Actually, I can see some merit to the argument that there can just about never be more than 4 or 5 clusters, ever. My argument goes like this: if you’re talking “clusters” you’re talking about a fundamentally discrete process. But once you have more than 4 or 5, you can’t really have real discreteness; instead things slide into a continuous model.

OK, back to the practical question. Here I like the idea of using LOO (or WAIC) in that I understand what it’s doing: it’s an estimate of out-of-sample prediction error, and I can take that for what it is.

To get to the modeling question: if Ben is comfortable with a model with, say, between 3 and 6 clusters, then I think he should just fit a model with 6 clusters. Just include all 6 and let some of them be superfluous if that’s what the model and data want. One way to keep the fitting under control is to regularize a bit by putting strong priors on the weights on the mixtures, so that mixture components 1, 2, etc, are large in expectation large, and later components are smaller. You can do this with an informative Dirichlet prior on the vector of lambda parameters. I’ve never tried this but it seems to me like it could work.

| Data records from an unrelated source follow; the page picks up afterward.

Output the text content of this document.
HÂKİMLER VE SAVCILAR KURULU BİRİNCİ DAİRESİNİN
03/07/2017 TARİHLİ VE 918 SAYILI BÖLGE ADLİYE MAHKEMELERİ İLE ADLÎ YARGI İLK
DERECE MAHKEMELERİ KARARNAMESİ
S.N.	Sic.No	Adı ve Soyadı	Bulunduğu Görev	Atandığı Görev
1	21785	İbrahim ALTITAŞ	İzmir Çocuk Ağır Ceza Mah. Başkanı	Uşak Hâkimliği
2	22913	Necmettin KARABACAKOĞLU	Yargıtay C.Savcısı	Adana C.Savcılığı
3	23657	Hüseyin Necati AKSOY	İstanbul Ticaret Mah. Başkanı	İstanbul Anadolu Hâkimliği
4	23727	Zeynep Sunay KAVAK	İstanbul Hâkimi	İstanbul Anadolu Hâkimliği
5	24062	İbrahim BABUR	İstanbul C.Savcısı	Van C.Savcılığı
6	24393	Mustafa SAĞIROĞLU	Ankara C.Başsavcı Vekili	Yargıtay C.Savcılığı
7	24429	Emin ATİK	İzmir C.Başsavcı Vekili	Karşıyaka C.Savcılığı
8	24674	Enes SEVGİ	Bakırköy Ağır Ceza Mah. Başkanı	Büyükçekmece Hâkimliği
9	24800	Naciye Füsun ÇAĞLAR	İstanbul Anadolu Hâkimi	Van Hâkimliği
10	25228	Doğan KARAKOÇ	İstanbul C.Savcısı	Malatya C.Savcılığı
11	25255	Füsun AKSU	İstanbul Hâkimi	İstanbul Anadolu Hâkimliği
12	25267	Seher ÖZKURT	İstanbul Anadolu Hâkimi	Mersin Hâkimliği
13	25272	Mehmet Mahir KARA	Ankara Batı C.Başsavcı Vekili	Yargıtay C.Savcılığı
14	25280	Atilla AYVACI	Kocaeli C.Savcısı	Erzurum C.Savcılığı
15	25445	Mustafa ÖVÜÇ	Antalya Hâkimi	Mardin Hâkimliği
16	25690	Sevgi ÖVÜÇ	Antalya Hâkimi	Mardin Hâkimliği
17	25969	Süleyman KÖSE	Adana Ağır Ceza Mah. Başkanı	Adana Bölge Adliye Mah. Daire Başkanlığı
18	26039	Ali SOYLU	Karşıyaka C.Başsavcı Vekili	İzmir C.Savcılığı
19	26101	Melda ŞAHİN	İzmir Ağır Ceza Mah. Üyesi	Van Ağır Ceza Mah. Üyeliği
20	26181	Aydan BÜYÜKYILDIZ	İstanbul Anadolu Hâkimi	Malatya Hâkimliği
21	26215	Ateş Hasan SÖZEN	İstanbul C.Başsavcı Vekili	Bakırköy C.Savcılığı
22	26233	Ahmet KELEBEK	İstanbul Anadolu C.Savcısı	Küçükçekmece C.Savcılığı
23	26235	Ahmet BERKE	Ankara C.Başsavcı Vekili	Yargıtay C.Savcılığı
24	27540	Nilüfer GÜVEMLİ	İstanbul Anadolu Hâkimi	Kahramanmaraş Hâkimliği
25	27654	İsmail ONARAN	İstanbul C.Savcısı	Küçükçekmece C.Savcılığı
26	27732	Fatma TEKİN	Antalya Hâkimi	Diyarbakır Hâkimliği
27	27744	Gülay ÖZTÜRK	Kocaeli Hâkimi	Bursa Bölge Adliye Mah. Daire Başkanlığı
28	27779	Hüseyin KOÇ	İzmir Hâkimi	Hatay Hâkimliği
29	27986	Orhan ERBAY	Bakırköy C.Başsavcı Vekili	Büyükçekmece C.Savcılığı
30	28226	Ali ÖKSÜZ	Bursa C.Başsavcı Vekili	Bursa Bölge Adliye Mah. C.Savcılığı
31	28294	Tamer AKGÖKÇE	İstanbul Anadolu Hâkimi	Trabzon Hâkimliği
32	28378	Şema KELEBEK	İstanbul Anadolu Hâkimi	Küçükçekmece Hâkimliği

Also–and I assume this is being already but I’ll mention just in case–don’t forget to put informative priors for the parameters in each mixture component. I don’t know the details of this particular model, but, just for example, if we are fitting a mixture of normals, it’s important to constrain the variances of the normals because the model will blow up with infinite likleihood at points where any variance equals zero. The constraint can be “soft,” for example lognormal priors on scale parameters, or a hierarchical prior on the sale parameters with a proper prior on how much they vary. The same principle applies to other sorts of mixture models.

And Aki added:

If the whole distribution is multimodal it is easier to identify the number of modes and say that these correspond to clusters. Even if we have “true” clusters, but they are overlapping so that there are no separate modes, the number of clusters is not well identified *unless* we have lot of information about the shape of each cluster. Example: using mixture of Gaussians to fit Student t data -> when n->infty, the number of components (clusters) goes to infty. Depennding on the amount of model misspecification and separability of clusters we may not be able to identify the number of clusters no matter which criteria we use. In simulated examples with true small number of clusters, use of criteria which favors small number of clusters is likely to perform well (LOO (or WAIC) is likely to favor more clusters than marginal likelihood, BIC or WBIC). In Andrew’s voters example, and in many medical examples I’ve seen, there are no clear clusters as the variation between individuals is mostly continuous or discrete in high dimensions.